William Jefferson Clinton (born August 19, 1946) is an American politician who served as the 42nd President of the United States from 1993 to 2001. Prior to the Presidency, he was the 40th Governor of Arkansas from 1979 to 1981 and the state's 42nd Governor from 1983 to 1992. Before that, he served as Arkansas Attorney General from 1977 to 1979.

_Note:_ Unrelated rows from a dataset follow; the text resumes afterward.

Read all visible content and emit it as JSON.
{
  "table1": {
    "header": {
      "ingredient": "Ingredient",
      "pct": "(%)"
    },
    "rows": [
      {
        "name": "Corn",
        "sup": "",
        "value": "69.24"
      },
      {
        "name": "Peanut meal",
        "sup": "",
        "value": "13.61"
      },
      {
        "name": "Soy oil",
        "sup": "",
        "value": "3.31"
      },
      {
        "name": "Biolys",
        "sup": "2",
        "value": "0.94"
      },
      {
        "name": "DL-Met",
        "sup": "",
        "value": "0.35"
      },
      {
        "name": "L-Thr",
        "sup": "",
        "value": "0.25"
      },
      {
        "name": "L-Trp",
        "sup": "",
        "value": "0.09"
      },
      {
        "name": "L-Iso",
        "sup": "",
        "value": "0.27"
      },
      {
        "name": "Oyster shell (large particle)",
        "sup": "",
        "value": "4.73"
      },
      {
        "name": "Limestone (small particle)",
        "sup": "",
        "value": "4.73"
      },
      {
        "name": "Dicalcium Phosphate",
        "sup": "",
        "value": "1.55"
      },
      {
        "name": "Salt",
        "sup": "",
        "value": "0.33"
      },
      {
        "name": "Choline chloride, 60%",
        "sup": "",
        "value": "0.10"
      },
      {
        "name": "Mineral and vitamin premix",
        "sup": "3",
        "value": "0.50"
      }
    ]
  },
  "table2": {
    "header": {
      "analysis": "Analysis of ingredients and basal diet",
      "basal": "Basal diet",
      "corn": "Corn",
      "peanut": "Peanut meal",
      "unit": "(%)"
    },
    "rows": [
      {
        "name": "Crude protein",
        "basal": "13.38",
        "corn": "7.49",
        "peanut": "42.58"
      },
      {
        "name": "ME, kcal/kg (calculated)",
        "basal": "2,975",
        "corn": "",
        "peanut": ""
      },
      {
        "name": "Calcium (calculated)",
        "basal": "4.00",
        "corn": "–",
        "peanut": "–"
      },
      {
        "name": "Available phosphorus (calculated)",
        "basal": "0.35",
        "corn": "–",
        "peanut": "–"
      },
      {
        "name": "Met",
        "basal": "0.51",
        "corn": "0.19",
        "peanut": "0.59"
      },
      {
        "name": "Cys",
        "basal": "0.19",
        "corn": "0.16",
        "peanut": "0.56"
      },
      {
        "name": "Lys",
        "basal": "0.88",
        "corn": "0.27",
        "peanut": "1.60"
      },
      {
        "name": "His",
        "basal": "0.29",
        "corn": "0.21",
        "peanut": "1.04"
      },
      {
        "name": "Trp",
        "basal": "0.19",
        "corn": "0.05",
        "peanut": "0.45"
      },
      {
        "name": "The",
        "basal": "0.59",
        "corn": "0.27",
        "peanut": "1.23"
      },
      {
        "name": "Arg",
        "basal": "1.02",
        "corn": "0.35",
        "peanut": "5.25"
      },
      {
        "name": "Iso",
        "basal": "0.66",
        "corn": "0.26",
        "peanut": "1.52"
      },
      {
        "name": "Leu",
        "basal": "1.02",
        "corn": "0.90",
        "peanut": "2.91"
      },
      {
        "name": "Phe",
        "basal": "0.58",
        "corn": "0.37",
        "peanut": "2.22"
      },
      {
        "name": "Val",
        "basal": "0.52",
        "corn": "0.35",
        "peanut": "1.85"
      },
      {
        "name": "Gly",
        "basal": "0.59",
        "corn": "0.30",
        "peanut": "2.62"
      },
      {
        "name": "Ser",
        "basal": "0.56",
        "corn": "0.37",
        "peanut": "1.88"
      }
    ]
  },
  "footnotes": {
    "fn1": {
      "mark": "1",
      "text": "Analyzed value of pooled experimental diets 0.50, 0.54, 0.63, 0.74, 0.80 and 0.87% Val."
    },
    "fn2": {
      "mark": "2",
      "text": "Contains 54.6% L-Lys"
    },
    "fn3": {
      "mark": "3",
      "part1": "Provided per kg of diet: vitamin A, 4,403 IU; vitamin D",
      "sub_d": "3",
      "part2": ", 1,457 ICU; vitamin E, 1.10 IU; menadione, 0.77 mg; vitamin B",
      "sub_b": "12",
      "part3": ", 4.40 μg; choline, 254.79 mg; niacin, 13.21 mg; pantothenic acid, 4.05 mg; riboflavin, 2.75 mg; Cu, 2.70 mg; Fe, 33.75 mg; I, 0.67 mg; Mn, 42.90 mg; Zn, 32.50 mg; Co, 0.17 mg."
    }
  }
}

Clinton was elected President of the United States in 1992, defeating George H. W. Bush. At age 46, he was the third-youngest president. Clinton presided over the longest period of peacetime economic expansion in American history and signed into law the North American Free Trade Agreement. After failing to pass national health care reform, the Democratic House was ousted when the Republican Party won control of the Congress in 1994, for the first time in 40 years. Two years later, in 1996, Clinton became the first Democrat since Franklin D. Roosevelt to be elected to a second term. Clinton passed welfare reform and the State Children's Health Insurance Program, providing health coverage for millions of children.
In 1998, Clinton was impeached by the House of Representatives, for perjury before a grand jury and obstruction of justice during a lawsuit against him, both related to a scandal involving White House (and later Department of Defense) employee Monica Lewinsky. Clinton was acquitted by the U.S. Senate in 1999 and served his complete term of office. Clinton left office with the highest end-of-office approval rating of any U.S. President since World War II.